Immersive Footage Reveals Astronaut’s Experience
National Geographic released the world’s first 3D, 360° VR footage from the International Space Station on YouTube this month as part of the company’s One Strange Rock series.
Filmed using Humaneyes‘ Vuze VR camera, the film features breathtaking, fully encompassing footage from both inside the ISS and outside of the space station, showing daily life in the spacecraft’s cramped interior as well as spectacular views of Earth from vantage points in space.
Astronauts Chris Hadfield, Mae Jemison, Mike Massimino and Nicole Stott narrate the film, produced by Black Dot Films VR, which creates National Geographic’s VR content.
While the film is best viewed on a VR headset, it can be watched in 2D on desktop and mobile devices, and viewers are still able to “look” around the entire area of the footage.
National Geographic says the video lets users “take in an impossibly stunning view of our home that just might change how you think about Earth,” mirroring the sentiments of one of the astronauts narrating the film who likens his experience seeing the Earth from the ISS to “the view from heaven,” something that “human eyes are not supposed to see.”
Humaneyes, however, seems well suited to capture the view.
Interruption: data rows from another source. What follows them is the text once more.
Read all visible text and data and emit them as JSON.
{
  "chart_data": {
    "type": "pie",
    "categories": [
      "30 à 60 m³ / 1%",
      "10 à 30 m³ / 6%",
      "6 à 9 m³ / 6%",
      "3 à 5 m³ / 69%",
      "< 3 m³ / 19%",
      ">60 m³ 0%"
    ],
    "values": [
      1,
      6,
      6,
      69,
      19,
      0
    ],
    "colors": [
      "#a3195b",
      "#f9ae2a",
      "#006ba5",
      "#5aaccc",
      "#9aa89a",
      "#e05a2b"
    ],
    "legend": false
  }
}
With the VR company’s (perhaps self-fulfilling) prediction earlier this year that cameras such as the Vuze would help to popularize VR, National Geographic’s film is an impressive first for the technology. According to Humaneyes CEO Shahar Bin-Nun:
“We were thrilled when the Vuze VR Camera passed the test to go to space. It’s truly a once-in-a-lifetime opportunity to showcase the genuinely immersive experiences the camera creates, allowing viewers to feel as if they were on the ISS themselves.”